Fortunately, storage and compute substrates are changing quickly, leading to new opportunities in the form of optimized schemaless SQL processing systems. Specifically:
Storage. With an abundance of inexpensive storage, we can afford to build new types of indexes that allow us to ingest raw data in multiple formats. Instead of having to select a single storage representation optimized for a single type of query, we can store multiple representations of data, and use the best representation for each query as it arrives. To find a single record, we can use a record-based index; to search by a given term, use an inverted index; and, to perform fast aggregation, use columnar encodings. With a range of representations, it’s possible to automatically shred and slice raw data into each index type, allowing us to skip the overhead of schema declaration without sacrificing performance.
Compute. The cloud has made distributed, elastic compute cheaper than ever. As a result, we can scale our query processing quickly and efficiently in response to workload requirements. With serverless execution, it’s possible to scale bursts of query processing capability in seconds or less. For horizontally scalable analytics queries, we can precisely scale a set of worker nodes to match a query-specific latency SLA. In addition, we can leverage the elasticity in allocating heterogeneous resources—for example, aging SSD-resident data to cold storage nodes over time. Compared to on-premise designs, cloud-native design makes this elasticity orders of magnitude more powerful, and means queries on unstructured data can run fast, even for complex operations.
Pulling It Off
In theory, one could simply “bolt on” these kinds of optimizations onto traditional data systems. However, the last twenty years of database development suggest it’s unlikely this would perform well. Instead, taking full advantage of these opportunities requires a new platform that’s built from scratch with these shifts in data, compute, and storage in mind.
With today’s release, Dhruba, Venkat, and the Rockset team are unveiling a serious step towards realizing this potential. Working with the Rockset team over the past two years has been a wonderful experience for me: by combining deep experience in production data analytics and database platforms, like RocksDB, Facebook search, and Google, with an ambitious vision for the future of data-oriented development, Rockset has managed to build a first-in-kind, truly schemaless SQL data platform. Rockset allows users to go from raw, unstructured data to SQL queries, without first defining a schema, manually loading data, or compromising on performance.

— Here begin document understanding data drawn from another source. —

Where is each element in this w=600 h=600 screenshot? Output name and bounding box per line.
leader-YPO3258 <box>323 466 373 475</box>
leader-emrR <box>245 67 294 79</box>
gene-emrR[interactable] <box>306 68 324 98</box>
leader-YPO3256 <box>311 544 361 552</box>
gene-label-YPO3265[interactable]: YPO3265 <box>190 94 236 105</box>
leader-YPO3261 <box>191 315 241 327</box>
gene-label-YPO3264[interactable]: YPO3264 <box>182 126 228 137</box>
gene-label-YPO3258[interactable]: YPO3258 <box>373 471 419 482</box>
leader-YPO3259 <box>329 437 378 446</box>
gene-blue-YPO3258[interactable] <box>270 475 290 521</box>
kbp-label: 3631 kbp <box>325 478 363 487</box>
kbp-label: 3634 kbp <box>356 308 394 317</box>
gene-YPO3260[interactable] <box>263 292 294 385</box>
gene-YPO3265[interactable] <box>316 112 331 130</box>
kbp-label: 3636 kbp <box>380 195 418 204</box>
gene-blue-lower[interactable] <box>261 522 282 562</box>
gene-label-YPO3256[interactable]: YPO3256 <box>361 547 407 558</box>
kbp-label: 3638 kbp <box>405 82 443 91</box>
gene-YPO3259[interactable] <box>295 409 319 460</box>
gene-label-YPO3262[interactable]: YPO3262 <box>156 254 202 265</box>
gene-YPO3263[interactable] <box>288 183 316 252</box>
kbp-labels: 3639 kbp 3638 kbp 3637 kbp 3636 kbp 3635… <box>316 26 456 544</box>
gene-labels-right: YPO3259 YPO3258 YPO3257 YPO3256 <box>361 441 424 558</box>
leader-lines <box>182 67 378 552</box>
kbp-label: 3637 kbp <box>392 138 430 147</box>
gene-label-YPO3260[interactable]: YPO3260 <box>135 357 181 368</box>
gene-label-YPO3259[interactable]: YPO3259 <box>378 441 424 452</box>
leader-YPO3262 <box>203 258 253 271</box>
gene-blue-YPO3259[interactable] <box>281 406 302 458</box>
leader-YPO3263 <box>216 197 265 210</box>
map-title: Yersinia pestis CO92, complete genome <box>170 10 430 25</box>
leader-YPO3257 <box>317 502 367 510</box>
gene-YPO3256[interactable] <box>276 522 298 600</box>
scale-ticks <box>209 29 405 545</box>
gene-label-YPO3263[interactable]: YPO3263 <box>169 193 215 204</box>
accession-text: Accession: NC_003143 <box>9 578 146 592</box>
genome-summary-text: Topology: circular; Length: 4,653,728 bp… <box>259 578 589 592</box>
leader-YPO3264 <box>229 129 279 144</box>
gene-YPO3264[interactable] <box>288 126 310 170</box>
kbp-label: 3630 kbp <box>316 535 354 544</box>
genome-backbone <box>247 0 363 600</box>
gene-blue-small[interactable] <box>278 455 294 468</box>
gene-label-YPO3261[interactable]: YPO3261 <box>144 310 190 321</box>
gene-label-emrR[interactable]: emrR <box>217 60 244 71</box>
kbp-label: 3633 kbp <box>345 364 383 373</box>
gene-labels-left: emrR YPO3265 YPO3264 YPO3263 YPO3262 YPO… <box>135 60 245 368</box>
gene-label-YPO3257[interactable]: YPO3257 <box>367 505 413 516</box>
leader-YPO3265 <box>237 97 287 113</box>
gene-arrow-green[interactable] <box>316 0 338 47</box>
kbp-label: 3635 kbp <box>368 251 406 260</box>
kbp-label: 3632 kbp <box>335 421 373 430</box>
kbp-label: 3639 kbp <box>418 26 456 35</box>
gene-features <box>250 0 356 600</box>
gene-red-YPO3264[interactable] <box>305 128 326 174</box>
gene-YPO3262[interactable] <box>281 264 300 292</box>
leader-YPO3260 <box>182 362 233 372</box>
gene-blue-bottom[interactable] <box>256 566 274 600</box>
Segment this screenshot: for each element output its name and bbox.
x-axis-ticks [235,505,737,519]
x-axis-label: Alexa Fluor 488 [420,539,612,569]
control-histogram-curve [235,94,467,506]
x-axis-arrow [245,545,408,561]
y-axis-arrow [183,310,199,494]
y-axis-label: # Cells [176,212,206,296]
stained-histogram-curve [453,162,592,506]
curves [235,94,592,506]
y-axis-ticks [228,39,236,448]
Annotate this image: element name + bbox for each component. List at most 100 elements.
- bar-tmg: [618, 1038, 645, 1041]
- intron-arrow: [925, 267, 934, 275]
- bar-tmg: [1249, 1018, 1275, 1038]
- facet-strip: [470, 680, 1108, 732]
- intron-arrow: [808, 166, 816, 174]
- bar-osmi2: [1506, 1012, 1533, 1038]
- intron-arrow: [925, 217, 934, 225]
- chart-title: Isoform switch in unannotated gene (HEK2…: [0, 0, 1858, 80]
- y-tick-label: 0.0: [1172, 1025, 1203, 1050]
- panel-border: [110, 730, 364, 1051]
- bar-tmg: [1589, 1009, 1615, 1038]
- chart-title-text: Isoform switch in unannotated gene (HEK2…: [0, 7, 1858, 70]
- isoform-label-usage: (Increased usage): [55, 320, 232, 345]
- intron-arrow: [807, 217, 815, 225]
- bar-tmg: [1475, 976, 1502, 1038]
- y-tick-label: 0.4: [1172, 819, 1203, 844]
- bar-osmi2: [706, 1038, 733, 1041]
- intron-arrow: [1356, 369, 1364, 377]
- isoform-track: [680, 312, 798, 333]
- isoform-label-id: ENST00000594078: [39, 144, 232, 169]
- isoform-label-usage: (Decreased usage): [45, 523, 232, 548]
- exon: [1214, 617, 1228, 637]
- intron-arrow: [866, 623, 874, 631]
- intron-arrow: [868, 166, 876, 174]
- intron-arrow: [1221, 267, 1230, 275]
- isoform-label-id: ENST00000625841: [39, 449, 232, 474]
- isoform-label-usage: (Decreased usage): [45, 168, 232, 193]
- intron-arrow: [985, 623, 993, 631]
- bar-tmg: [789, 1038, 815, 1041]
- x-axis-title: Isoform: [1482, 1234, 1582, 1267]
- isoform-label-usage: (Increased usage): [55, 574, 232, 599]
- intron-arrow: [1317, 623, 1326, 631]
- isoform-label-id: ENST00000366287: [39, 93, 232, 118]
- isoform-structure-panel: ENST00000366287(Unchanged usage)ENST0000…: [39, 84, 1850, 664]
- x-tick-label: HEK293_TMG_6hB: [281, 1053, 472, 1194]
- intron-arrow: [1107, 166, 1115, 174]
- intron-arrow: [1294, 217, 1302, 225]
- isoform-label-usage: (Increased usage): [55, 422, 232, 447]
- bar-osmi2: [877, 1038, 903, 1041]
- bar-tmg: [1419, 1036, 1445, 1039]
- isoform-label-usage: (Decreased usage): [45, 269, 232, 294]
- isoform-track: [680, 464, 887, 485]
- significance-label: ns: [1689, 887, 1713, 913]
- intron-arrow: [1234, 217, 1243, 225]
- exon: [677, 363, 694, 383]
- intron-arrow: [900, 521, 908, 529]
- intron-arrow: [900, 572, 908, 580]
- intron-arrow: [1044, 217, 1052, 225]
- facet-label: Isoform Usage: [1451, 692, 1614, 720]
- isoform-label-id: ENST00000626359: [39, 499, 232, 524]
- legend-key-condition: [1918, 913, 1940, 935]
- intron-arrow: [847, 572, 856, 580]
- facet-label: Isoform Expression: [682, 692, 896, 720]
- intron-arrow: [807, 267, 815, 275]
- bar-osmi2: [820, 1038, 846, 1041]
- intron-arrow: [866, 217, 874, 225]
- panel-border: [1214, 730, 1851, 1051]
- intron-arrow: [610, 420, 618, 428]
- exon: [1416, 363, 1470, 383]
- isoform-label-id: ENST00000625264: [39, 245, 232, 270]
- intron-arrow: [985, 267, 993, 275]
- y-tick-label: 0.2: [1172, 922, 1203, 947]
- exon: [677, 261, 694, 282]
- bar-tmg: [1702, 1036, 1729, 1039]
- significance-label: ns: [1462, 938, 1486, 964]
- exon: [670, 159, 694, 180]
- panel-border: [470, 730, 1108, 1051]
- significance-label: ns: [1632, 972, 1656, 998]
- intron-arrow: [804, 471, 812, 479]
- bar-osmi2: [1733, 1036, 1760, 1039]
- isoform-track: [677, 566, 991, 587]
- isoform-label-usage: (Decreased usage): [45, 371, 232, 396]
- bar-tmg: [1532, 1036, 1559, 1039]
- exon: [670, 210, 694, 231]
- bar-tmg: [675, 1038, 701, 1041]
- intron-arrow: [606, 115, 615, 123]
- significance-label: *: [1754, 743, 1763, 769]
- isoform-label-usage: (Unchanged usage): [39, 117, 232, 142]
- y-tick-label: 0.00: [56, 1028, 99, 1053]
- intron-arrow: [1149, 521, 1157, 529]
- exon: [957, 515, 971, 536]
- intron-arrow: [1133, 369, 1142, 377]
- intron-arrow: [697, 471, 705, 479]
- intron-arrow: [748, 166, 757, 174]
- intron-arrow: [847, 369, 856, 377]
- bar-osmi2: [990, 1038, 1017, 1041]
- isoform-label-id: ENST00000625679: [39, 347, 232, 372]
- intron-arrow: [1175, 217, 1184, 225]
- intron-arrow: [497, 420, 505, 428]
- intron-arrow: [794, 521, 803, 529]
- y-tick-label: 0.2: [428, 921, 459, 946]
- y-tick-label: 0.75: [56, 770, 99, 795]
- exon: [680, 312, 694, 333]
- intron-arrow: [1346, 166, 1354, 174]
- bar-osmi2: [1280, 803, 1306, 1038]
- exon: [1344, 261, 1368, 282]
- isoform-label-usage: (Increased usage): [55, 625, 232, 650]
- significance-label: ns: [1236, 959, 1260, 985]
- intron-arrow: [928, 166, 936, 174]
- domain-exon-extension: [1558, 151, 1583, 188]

The resulting opportunity for both application developers and data scientists is exciting. Rockset stands to deliver lower data engineering and setup overheads for data-driven dashboards and reporting, data science pipelines, and complex data products. As a systems researcher, I’m particularly excited about the opportunity to incorporate even more index types such as learned index structures, dynamic query replanning in response to load and multi-tenancy, and automated schema inference for highly nested data.